Ultimately, Arnold wants to say that thought, whether art or criticism in the broadest sense, must resist commodification and the vulgar interests of class and party politics. But the question is, does this non-political stance amount merely to a bourgeois liberal “laissez-faire” viewpoint on current affairs? Is it a virtue to consider one’s thought as ideology-free, to think one has stepped outside the Plato-realm of worldly illusion in order to get at the truth with a capital T? Arnold may be playing out Schiller’s script about how the advance of civilization alienates sophisticated thought from ordinary affairs and people, in which case the artist and the critic figure as mandarins and philosopher kings.

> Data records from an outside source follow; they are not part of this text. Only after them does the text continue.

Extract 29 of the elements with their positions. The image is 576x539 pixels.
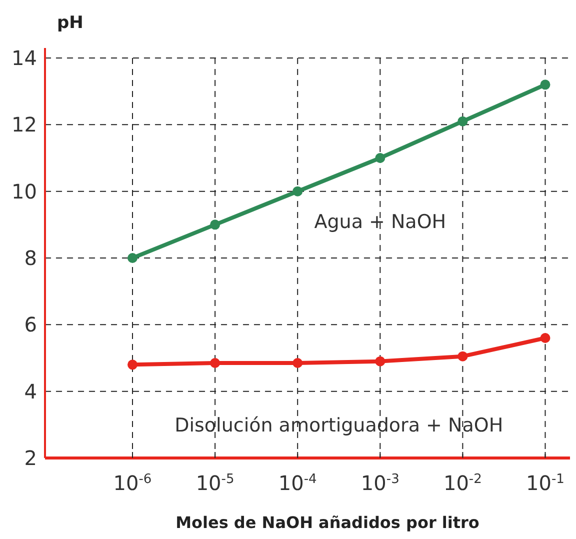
y-tick-label: 2 xyxy=(24,446,37,470)
y-tick-label: 8 xyxy=(24,246,37,270)
x-tick-label: 10$^{-2}$ xyxy=(443,471,482,495)
y-axis-title: pH xyxy=(57,13,84,33)
x-axis-title: Moles de NaOH añadidos por litro xyxy=(176,513,480,532)
series-label: Agua + NaOH xyxy=(314,211,446,233)
point xyxy=(292,358,303,368)
y-tick-label: 12 xyxy=(12,112,37,137)
point xyxy=(128,253,138,263)
y-tick-label: 10 xyxy=(12,179,37,204)
text: Disolución amortiguadora + NaOH xyxy=(174,414,504,436)
point xyxy=(458,351,468,362)
x-tick-label: 10$^{-3}$ xyxy=(360,471,400,495)
x-tick-label: 10$^{-6}$ xyxy=(113,471,152,495)
point xyxy=(210,220,220,230)
point xyxy=(292,186,303,196)
point xyxy=(375,153,386,163)
y-tick-label: 6 xyxy=(24,312,37,337)
x-tick-label: 10$^{-5}$ xyxy=(196,471,234,495)
point xyxy=(128,360,138,370)
point xyxy=(375,356,386,366)
point xyxy=(458,116,468,126)
point xyxy=(210,358,220,368)
y-tick-label: 14 xyxy=(12,46,37,70)
y-tick-label: 4 xyxy=(24,379,37,404)
x-tick-label: 10$^{-4}$ xyxy=(278,471,317,495)
point xyxy=(540,333,550,343)
x-tick-label: 10$^{-1}$ xyxy=(526,471,564,495)
point xyxy=(540,80,550,90)
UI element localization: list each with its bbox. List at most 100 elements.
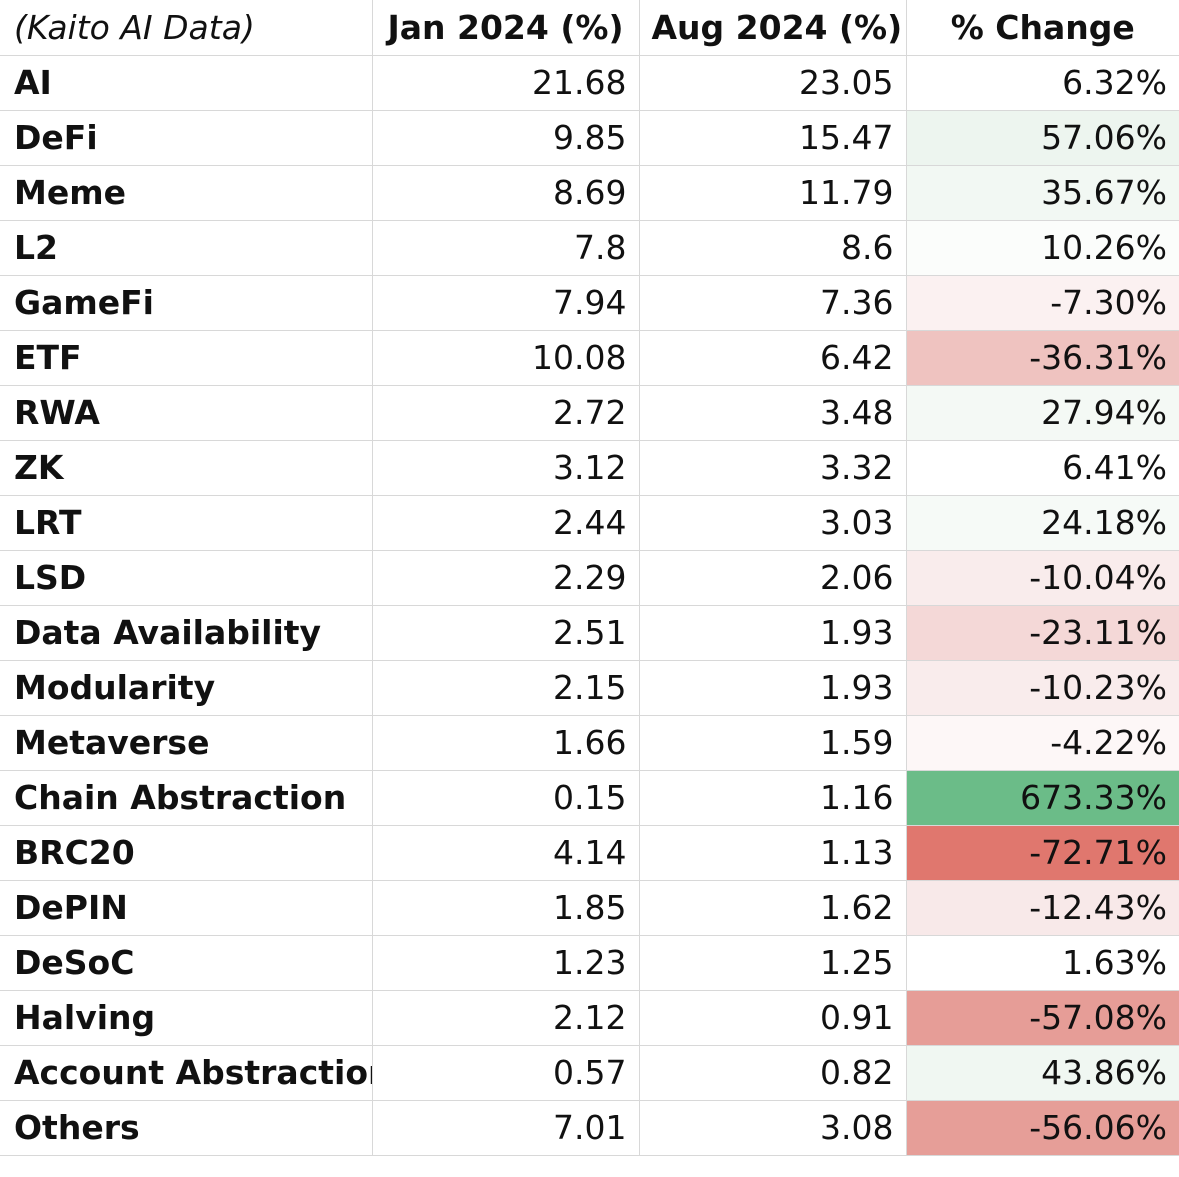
aug-2024-cell[interactable]: 3.32 (638, 439, 907, 496)
category-cell[interactable]: BRC20 (0, 824, 373, 881)
category-cell[interactable]: Halving (0, 989, 373, 1046)
table-row: DeSoC 1.23 1.25 1.63% (0, 934, 1179, 991)
category-cell[interactable]: Meme (0, 164, 373, 221)
header-percent-change[interactable]: % Change (905, 0, 1179, 56)
percent-change-cell[interactable]: -23.11% (905, 604, 1179, 661)
jan-2024-cell[interactable]: 2.72 (371, 384, 640, 441)
category-cell[interactable]: GameFi (0, 274, 373, 331)
table-body: AI 21.68 23.05 6.32% DeFi 9.85 15.47 57.06% Meme… (0, 54, 1179, 1156)
category-cell[interactable]: LRT (0, 494, 373, 551)
table-row: Meme 8.69 11.79 35.67% (0, 164, 1179, 221)
header-source[interactable]: (Kaito AI Data) (0, 0, 373, 56)
aug-2024-cell[interactable]: 1.13 (638, 824, 907, 881)
table-row: ETF 10.08 6.42 -36.31% (0, 329, 1179, 386)
aug-2024-cell[interactable]: 1.16 (638, 769, 907, 826)
jan-2024-cell[interactable]: 1.85 (371, 879, 640, 936)
table-row: DeFi 9.85 15.47 57.06% (0, 109, 1179, 166)
aug-2024-cell[interactable]: 3.03 (638, 494, 907, 551)
header-aug-2024[interactable]: Aug 2024 (%) (638, 0, 907, 56)
category-cell[interactable]: AI (0, 54, 373, 111)
table-row: RWA 2.72 3.48 27.94% (0, 384, 1179, 441)
category-cell[interactable]: Metaverse (0, 714, 373, 771)
percent-change-cell[interactable]: -10.04% (905, 549, 1179, 606)
jan-2024-cell[interactable]: 8.69 (371, 164, 640, 221)
percent-change-cell[interactable]: -72.71% (905, 824, 1179, 881)
jan-2024-cell[interactable]: 1.66 (371, 714, 640, 771)
percent-change-cell[interactable]: 35.67% (905, 164, 1179, 221)
aug-2024-cell[interactable]: 8.6 (638, 219, 907, 276)
percent-change-cell[interactable]: 6.41% (905, 439, 1179, 496)
percent-change-cell[interactable]: 27.94% (905, 384, 1179, 441)
aug-2024-cell[interactable]: 11.79 (638, 164, 907, 221)
percent-change-cell[interactable]: 43.86% (905, 1044, 1179, 1101)
category-cell[interactable]: ETF (0, 329, 373, 386)
percent-change-cell[interactable]: -12.43% (905, 879, 1179, 936)
category-cell[interactable]: DePIN (0, 879, 373, 936)
percent-change-cell[interactable]: -57.08% (905, 989, 1179, 1046)
jan-2024-cell[interactable]: 3.12 (371, 439, 640, 496)
header-row: (Kaito AI Data) Jan 2024 (%) Aug 2024 (%… (0, 0, 1179, 56)
jan-2024-cell[interactable]: 10.08 (371, 329, 640, 386)
percent-change-cell[interactable]: 673.33% (905, 769, 1179, 826)
aug-2024-cell[interactable]: 1.59 (638, 714, 907, 771)
aug-2024-cell[interactable]: 1.93 (638, 659, 907, 716)
jan-2024-cell[interactable]: 0.15 (371, 769, 640, 826)
aug-2024-cell[interactable]: 1.93 (638, 604, 907, 661)
percent-change-cell[interactable]: 1.63% (905, 934, 1179, 991)
percent-change-cell[interactable]: 10.26% (905, 219, 1179, 276)
aug-2024-cell[interactable]: 15.47 (638, 109, 907, 166)
jan-2024-cell[interactable]: 2.15 (371, 659, 640, 716)
aug-2024-cell[interactable]: 23.05 (638, 54, 907, 111)
jan-2024-cell[interactable]: 1.23 (371, 934, 640, 991)
category-cell[interactable]: Account Abstraction (0, 1044, 373, 1101)
jan-2024-cell[interactable]: 2.44 (371, 494, 640, 551)
percent-change-cell[interactable]: -7.30% (905, 274, 1179, 331)
category-cell[interactable]: ZK (0, 439, 373, 496)
jan-2024-cell[interactable]: 7.94 (371, 274, 640, 331)
table-row: Metaverse 1.66 1.59 -4.22% (0, 714, 1179, 771)
aug-2024-cell[interactable]: 0.91 (638, 989, 907, 1046)
table-row: AI 21.68 23.05 6.32% (0, 54, 1179, 111)
jan-2024-cell[interactable]: 7.8 (371, 219, 640, 276)
aug-2024-cell[interactable]: 7.36 (638, 274, 907, 331)
percent-change-cell[interactable]: -4.22% (905, 714, 1179, 771)
jan-2024-cell[interactable]: 7.01 (371, 1099, 640, 1156)
percent-change-cell[interactable]: 57.06% (905, 109, 1179, 166)
header-jan-2024[interactable]: Jan 2024 (%) (371, 0, 640, 56)
percent-change-cell[interactable]: -36.31% (905, 329, 1179, 386)
table-row: L2 7.8 8.6 10.26% (0, 219, 1179, 276)
category-cell[interactable]: Others (0, 1099, 373, 1156)
percent-change-cell[interactable]: 24.18% (905, 494, 1179, 551)
percent-change-cell[interactable]: -10.23% (905, 659, 1179, 716)
table-row: Others 7.01 3.08 -56.06% (0, 1099, 1179, 1156)
aug-2024-cell[interactable]: 3.48 (638, 384, 907, 441)
category-cell[interactable]: DeFi (0, 109, 373, 166)
category-cell[interactable]: RWA (0, 384, 373, 441)
jan-2024-cell[interactable]: 4.14 (371, 824, 640, 881)
jan-2024-cell[interactable]: 21.68 (371, 54, 640, 111)
category-cell[interactable]: Chain Abstraction (0, 769, 373, 826)
table-row: Chain Abstraction 0.15 1.16 673.33% (0, 769, 1179, 826)
aug-2024-cell[interactable]: 1.25 (638, 934, 907, 991)
category-cell[interactable]: Modularity (0, 659, 373, 716)
category-cell[interactable]: DeSoC (0, 934, 373, 991)
jan-2024-cell[interactable]: 0.57 (371, 1044, 640, 1101)
aug-2024-cell[interactable]: 3.08 (638, 1099, 907, 1156)
jan-2024-cell[interactable]: 9.85 (371, 109, 640, 166)
aug-2024-cell[interactable]: 1.62 (638, 879, 907, 936)
table-row: Data Availability 2.51 1.93 -23.11% (0, 604, 1179, 661)
category-cell[interactable]: L2 (0, 219, 373, 276)
table-row: Account Abstraction 0.57 0.82 43.86% (0, 1044, 1179, 1101)
percent-change-cell[interactable]: -56.06% (905, 1099, 1179, 1156)
jan-2024-cell[interactable]: 2.29 (371, 549, 640, 606)
category-cell[interactable]: LSD (0, 549, 373, 606)
category-cell[interactable]: Data Availability (0, 604, 373, 661)
aug-2024-cell[interactable]: 0.82 (638, 1044, 907, 1101)
jan-2024-cell[interactable]: 2.12 (371, 989, 640, 1046)
percent-change-cell[interactable]: 6.32% (905, 54, 1179, 111)
aug-2024-cell[interactable]: 6.42 (638, 329, 907, 386)
aug-2024-cell[interactable]: 2.06 (638, 549, 907, 606)
jan-2024-cell[interactable]: 2.51 (371, 604, 640, 661)
table-row: LRT 2.44 3.03 24.18% (0, 494, 1179, 551)
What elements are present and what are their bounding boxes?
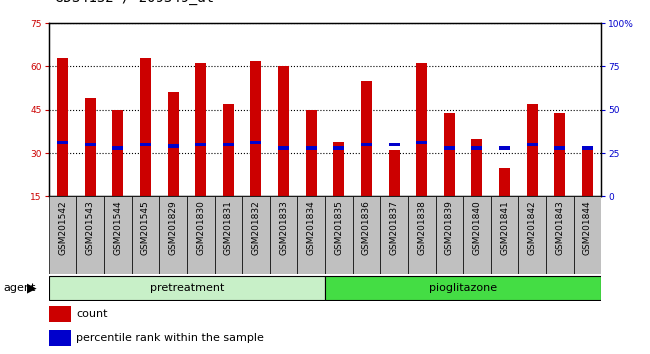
- Bar: [519, 196, 546, 274]
- Text: GSM201840: GSM201840: [473, 200, 482, 255]
- Bar: [380, 196, 408, 274]
- Text: GSM201831: GSM201831: [224, 200, 233, 255]
- Text: GSM201833: GSM201833: [279, 200, 288, 255]
- Text: GSM201545: GSM201545: [141, 200, 150, 255]
- Bar: [159, 196, 187, 274]
- Bar: [444, 146, 455, 150]
- Bar: [214, 196, 242, 274]
- Bar: [49, 196, 77, 274]
- Bar: [49, 276, 325, 299]
- Text: GSM201836: GSM201836: [362, 200, 371, 255]
- Text: GSM201843: GSM201843: [555, 200, 564, 255]
- Bar: [242, 196, 270, 274]
- Bar: [582, 146, 593, 150]
- Bar: [333, 146, 344, 150]
- Bar: [168, 144, 179, 148]
- Text: GSM201834: GSM201834: [307, 200, 316, 255]
- Bar: [499, 167, 510, 196]
- Bar: [471, 139, 482, 196]
- Text: GSM201837: GSM201837: [389, 200, 398, 255]
- Text: GSM201844: GSM201844: [583, 200, 592, 255]
- Bar: [408, 196, 436, 274]
- Text: pretreatment: pretreatment: [150, 282, 224, 293]
- Bar: [306, 110, 317, 196]
- Bar: [554, 113, 565, 196]
- Bar: [168, 92, 179, 196]
- Text: GSM201838: GSM201838: [417, 200, 426, 255]
- Bar: [278, 146, 289, 150]
- Bar: [298, 196, 325, 274]
- Bar: [389, 150, 400, 196]
- Bar: [416, 63, 427, 196]
- Bar: [49, 330, 71, 346]
- Bar: [250, 61, 261, 196]
- Text: GSM201542: GSM201542: [58, 200, 67, 255]
- Bar: [223, 104, 234, 196]
- Bar: [104, 196, 131, 274]
- Bar: [582, 147, 593, 196]
- Bar: [250, 141, 261, 144]
- Text: GSM201842: GSM201842: [528, 200, 537, 255]
- Bar: [195, 143, 206, 146]
- Bar: [333, 142, 344, 196]
- Text: ▶: ▶: [27, 281, 37, 294]
- Bar: [325, 196, 352, 274]
- Bar: [84, 143, 96, 146]
- Bar: [223, 143, 234, 146]
- Bar: [57, 58, 68, 196]
- Bar: [554, 146, 565, 150]
- Bar: [77, 196, 104, 274]
- Text: GSM201832: GSM201832: [252, 200, 261, 255]
- Bar: [187, 196, 214, 274]
- Bar: [416, 141, 427, 144]
- Bar: [352, 196, 380, 274]
- Text: GSM201543: GSM201543: [86, 200, 95, 255]
- Bar: [463, 196, 491, 274]
- Bar: [195, 63, 206, 196]
- Text: GDS4132 / 209349_at: GDS4132 / 209349_at: [55, 0, 214, 5]
- Bar: [270, 196, 298, 274]
- Bar: [444, 113, 455, 196]
- Bar: [84, 98, 96, 196]
- Bar: [526, 143, 538, 146]
- Bar: [140, 143, 151, 146]
- Bar: [57, 141, 68, 144]
- Bar: [526, 104, 538, 196]
- Bar: [361, 81, 372, 196]
- Text: GSM201829: GSM201829: [168, 200, 177, 255]
- Bar: [278, 67, 289, 196]
- Text: GSM201830: GSM201830: [196, 200, 205, 255]
- Bar: [131, 196, 159, 274]
- Text: percentile rank within the sample: percentile rank within the sample: [77, 333, 265, 343]
- Bar: [471, 146, 482, 150]
- Bar: [306, 146, 317, 150]
- Text: GSM201841: GSM201841: [500, 200, 509, 255]
- Bar: [389, 143, 400, 146]
- Text: GSM201544: GSM201544: [113, 200, 122, 255]
- Bar: [436, 196, 463, 274]
- Bar: [112, 146, 124, 150]
- Bar: [49, 306, 71, 322]
- Text: GSM201835: GSM201835: [334, 200, 343, 255]
- Bar: [546, 196, 573, 274]
- Bar: [499, 146, 510, 150]
- Text: agent: agent: [3, 282, 36, 293]
- Text: GSM201839: GSM201839: [445, 200, 454, 255]
- Bar: [491, 196, 519, 274]
- Text: pioglitazone: pioglitazone: [429, 282, 497, 293]
- Bar: [361, 143, 372, 146]
- Bar: [140, 58, 151, 196]
- Bar: [573, 196, 601, 274]
- Text: count: count: [77, 309, 108, 319]
- Bar: [325, 276, 601, 299]
- Bar: [112, 110, 124, 196]
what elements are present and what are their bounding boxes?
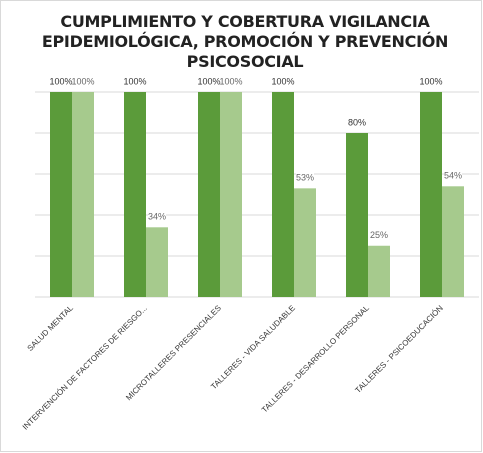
data-label: 34% bbox=[148, 212, 166, 222]
data-label: 100% bbox=[123, 76, 146, 86]
bar bbox=[72, 92, 94, 297]
data-label: 100% bbox=[219, 76, 242, 86]
bar bbox=[146, 227, 168, 297]
data-label: 100% bbox=[49, 76, 72, 86]
bar bbox=[198, 92, 220, 297]
x-tick-label: TALLERES - VIDA SALUDABLE bbox=[209, 304, 297, 392]
data-label: 100% bbox=[71, 76, 94, 86]
x-tick-label: TALLERES - PSICOEDUCACIÓN bbox=[353, 303, 445, 395]
data-label: 53% bbox=[296, 173, 314, 183]
data-label: 100% bbox=[271, 76, 294, 86]
bar bbox=[50, 92, 72, 297]
bar bbox=[220, 92, 242, 297]
bar bbox=[272, 92, 294, 297]
bar bbox=[368, 245, 390, 297]
chart-title: CUMPLIMIENTO Y COBERTURA VIGILANCIA EPID… bbox=[41, 12, 449, 71]
label-box bbox=[148, 211, 166, 224]
bar bbox=[420, 92, 442, 297]
bar bbox=[346, 133, 368, 297]
data-label: 100% bbox=[197, 76, 220, 86]
data-label: 25% bbox=[370, 230, 388, 240]
label-box bbox=[370, 229, 388, 242]
label-box bbox=[444, 170, 462, 183]
bar bbox=[124, 92, 146, 297]
data-label: 80% bbox=[348, 117, 366, 127]
data-label: 100% bbox=[419, 76, 442, 86]
x-tick-label: SALUD MENTAL bbox=[26, 303, 76, 353]
bar bbox=[294, 188, 316, 297]
x-tick-label: INTERVENCIÓN DE FACTORES DE RIESGO... bbox=[21, 304, 149, 432]
bar bbox=[442, 186, 464, 297]
label-box bbox=[296, 172, 314, 185]
data-label: 54% bbox=[444, 171, 462, 181]
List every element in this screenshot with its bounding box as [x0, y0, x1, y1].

Arnold recognizes that ideas are being used as brick bats for narrow, selfish, cynical political and economic interests. To be fair, he does have a conception of the kind of state that would be better than either aristocracy-saturated Toryism or laissez-faire bourgeois rule or working-class radical socialism. Arnold’s state would be like a large critic -- free of all narrow interest. But his trickle-down or slow-spread theory of cultural improvement is not entirely satisfying as an answer if we are asking how to get there from here.

The class system he opposes generates an overwhelming imperative for people not to think for themselves, so while removing oneself from the fray is a noble ideal, it may not produce the results Arnold hopes it will.

Good journalism might be an example of what Arnold is calling for. A good discussion point would be the role of fine journalism and the public intellectual in contemporary American and European society. It seems to me that the public intellectual is not a dead phenomenon. Consider, for example, Susan Sontag or Edward Said. Jacques Derrida also seems to have fit into this role, especially towards the end of his life. Retired politicians or businesspeople can also function as public intellectuals.

823. Arnold’s defense of critical autonomy claims that it will serve society by helping to create the conditions necessary for a healthy, vibrant intellectual life and a more just form of government, one free of petty class interests. Arnold links his free-thinking critic to a fair-minded, disinterested state.

Edition: The Norton Anthology of Theory and Criticism. Ed. Vincent B. Leitch. New York: Norton, 2001. ISBN 0393974294.